The special package announced by the prime minister yesterday at Arrah and Saharsa is highly credible. It vindicates the classic economic belief that long-term development requires not sops but investment in infrastructure, skill development, education, energy security and an integrated development strategy. This was the central theme of the PM’s Bihar announcements.
The wider significance of the outcome of Bihar’s forthcoming assembly elections cannot be minimised. Elections inevitably raise large issues: One, the issue of identity politics versus the politics of development; and two, an increasing politicisation of all perceived wrongs done to the state. In this context, special category status is an evergreen issue. This concept is embedded in the history of enhanced policy interventions for target groups or areas. The concept of backwardness has evaded an universally acceptable definition. It means different things in different countries and to different people.
For us, the First Five-Year Plan emphasised the upliftment of backward areas. From the Third Five-Year Plan (1961-66), the approach shifted to target areas. The history of the special category status goes back to 1969, when the Fifth Finance Commission awarded this status to Assam, Nagaland and Jammu and Kashmir. This was subsequently widened to include 11 states, adding Arunachal Pradesh, Manipur, Meghalaya, Mizoram, Sikkim, Tripura, Himachal Pradesh and Uttarakhand. The special category status has been given on features that include hilly and difficult terrain; low population density and/ or sizeable share of tribal population; strategic location; economic and infrastructural backwardness; and non-viable nature of state finances.

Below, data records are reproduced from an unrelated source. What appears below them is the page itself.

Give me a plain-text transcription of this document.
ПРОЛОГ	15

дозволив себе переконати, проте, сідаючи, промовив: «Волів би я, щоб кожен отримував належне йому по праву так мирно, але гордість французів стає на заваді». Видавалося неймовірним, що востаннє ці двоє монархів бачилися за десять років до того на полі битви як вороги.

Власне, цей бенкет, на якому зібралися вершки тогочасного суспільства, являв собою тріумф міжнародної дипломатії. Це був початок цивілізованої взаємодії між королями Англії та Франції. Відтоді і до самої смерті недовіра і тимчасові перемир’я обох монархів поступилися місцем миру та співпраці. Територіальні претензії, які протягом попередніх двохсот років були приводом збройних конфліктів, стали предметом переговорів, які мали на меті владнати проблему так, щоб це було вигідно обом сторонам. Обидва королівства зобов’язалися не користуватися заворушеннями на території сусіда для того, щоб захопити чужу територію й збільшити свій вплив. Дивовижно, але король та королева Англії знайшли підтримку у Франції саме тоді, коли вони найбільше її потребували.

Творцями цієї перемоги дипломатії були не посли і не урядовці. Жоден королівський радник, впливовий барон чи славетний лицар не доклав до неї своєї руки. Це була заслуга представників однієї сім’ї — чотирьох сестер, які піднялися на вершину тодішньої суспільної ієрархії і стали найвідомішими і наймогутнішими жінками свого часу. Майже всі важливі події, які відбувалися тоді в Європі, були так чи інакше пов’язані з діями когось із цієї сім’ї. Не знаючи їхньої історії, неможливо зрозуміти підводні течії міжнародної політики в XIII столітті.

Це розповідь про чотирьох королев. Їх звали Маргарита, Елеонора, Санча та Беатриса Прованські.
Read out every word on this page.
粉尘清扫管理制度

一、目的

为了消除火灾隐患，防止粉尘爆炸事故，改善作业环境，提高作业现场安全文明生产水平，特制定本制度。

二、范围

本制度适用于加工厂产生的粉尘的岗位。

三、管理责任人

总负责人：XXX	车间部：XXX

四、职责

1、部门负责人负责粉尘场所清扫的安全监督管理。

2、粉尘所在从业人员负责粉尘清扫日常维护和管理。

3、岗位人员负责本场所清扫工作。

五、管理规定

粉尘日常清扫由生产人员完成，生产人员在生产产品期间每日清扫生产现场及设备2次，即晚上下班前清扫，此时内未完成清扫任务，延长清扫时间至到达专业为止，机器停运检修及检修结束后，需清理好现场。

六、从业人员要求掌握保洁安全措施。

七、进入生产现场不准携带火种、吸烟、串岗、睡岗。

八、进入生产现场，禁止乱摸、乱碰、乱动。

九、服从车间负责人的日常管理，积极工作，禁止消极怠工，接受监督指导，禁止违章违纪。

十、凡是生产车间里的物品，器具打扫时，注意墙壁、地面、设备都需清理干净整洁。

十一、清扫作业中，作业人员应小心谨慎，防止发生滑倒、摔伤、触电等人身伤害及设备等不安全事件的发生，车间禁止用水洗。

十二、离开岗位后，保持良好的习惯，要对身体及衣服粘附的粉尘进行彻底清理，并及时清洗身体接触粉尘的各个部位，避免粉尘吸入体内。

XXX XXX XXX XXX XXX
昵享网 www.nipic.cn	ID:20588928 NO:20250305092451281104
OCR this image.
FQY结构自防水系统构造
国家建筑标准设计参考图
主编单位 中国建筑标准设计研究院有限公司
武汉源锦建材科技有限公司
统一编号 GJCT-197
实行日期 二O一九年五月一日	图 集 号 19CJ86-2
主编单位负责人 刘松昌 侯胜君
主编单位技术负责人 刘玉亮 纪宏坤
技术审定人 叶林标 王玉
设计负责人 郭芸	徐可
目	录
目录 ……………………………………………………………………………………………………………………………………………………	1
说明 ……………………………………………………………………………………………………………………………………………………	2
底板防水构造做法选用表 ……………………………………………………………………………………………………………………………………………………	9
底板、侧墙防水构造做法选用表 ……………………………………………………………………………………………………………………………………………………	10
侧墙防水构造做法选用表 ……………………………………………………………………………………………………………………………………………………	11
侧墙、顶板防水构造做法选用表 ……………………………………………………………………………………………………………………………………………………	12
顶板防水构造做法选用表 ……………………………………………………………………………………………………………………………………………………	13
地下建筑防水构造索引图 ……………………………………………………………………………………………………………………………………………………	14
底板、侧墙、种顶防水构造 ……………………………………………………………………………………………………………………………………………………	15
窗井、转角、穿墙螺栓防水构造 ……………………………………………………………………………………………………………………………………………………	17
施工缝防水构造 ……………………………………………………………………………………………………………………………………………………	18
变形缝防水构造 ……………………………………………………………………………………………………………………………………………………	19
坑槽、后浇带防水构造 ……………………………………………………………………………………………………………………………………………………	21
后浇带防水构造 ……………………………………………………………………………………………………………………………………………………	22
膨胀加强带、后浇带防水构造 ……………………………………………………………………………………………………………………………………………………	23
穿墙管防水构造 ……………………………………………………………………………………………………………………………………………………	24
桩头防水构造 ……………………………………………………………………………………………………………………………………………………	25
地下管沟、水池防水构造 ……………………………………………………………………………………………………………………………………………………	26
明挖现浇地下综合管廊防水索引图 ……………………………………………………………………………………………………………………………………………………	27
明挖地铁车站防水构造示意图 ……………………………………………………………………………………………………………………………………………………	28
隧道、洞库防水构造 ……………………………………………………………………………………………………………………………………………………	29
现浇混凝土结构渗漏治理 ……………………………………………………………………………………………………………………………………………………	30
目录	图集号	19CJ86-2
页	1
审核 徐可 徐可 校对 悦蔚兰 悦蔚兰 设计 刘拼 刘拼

Multiple committees have examined the approach to backwardness in India. The study group for the Sixth Plan (1966-71) identified five categories of areas — desert, drought affected, hilly, tribal and high density. The Pande Committee (1968) identified these as backward regions, while the Wanchoo Committee concentrated on issues of regional imbalance. The Sukhamoy Chakravorty Committee report in 1972 identified 14 parameters, while the Sivaraman Committee in 1978 identified three characteristics — namely the potential for development, identification of inhibiting factors from realising the potential, and a programme to mitigate the disabilities. Most recently, the Raghuram Rajan Committee in 2013 developed a multi-dimensional development index to measure backwardness and categorised states as least developed, less developed and relatively developed. Ten states on the composite index with a score of 0.6 were classified as least developed, 11 states with a score between 0.4-0.6 were less developed, and seven states, which scored less than 0.4, were relatively developed. This methodology did not conceive of special category status.
The main benefits of special category status are a significant concession in excise and customs duties, as well as income and corporate taxes; and the Centre bearing 90 per cent cost of all Centrally sponsored schemes. External aid is also to be devolved in the same ratio as received by the Centre. For general category states, the grant to loan ratio is 30:70.
There are problems with special category status. First, what about tax breaks in the new approach to tax policies? Both Telangana and Bihar have, in the Finance Bill 2015, been given additional depreciation allowance of 35 per cent and an enhanced investment allowance of 15 per cent over and above the 15 per cent already available for a five-year period. Tax breaks are designed not to enhance
incomes but encourage capital flows. If other parameters like infrastructure, security and regulatory framework are conducive, these tax concessions should encourage capital flows. Second, if the GST is passed, a specific excise abatement would be counterproductive. Exemption at the stage of manufacture would lead to a break in the input tax credit chain and an increase in overall costs due to cascading. The input taxes already paid in manufacturing a product will get loaded on to the cost of the product, thereby making the manufacturing unit uncompetitive. Third, specific project interventions and significantly enhanced Central outlays more than compensate any loss from being deprived of the special category status.
Finally, and most importantly, have these concessions benefitted the intended states? Regrettably not. In the case of Assam, growth rates have remained subdued, while in the case of Himachal and Uttarakhand, after an initial spurt there have been sharp declines. Since these policies were designed to encourage the manufacturing sector, the picture is even more disappointing. In the case of Himachal, the growth rate of the gross state domestic product in manufacturing peaked at 35 per cent and slumped to 3.1 per cent and 2.6 per cent in the last two years. In the case of Uttarakhand, the slump was from 24.4 per cent to 6.4 per cent and 3.1 per cent in the last two years after tax benefits were discontinued. The onset of the sunset clause leads to disruptive capital flight and managerial talent. The transition makes this backlash socially and economically unacceptable.
Special area-based sops have outlived their relevance and utility. There is no substitute for conventional economics. Development propped by sops alone is short-lived.
The writer, a former Rajya Sabha MP from the JD(U), is a member of the BJP.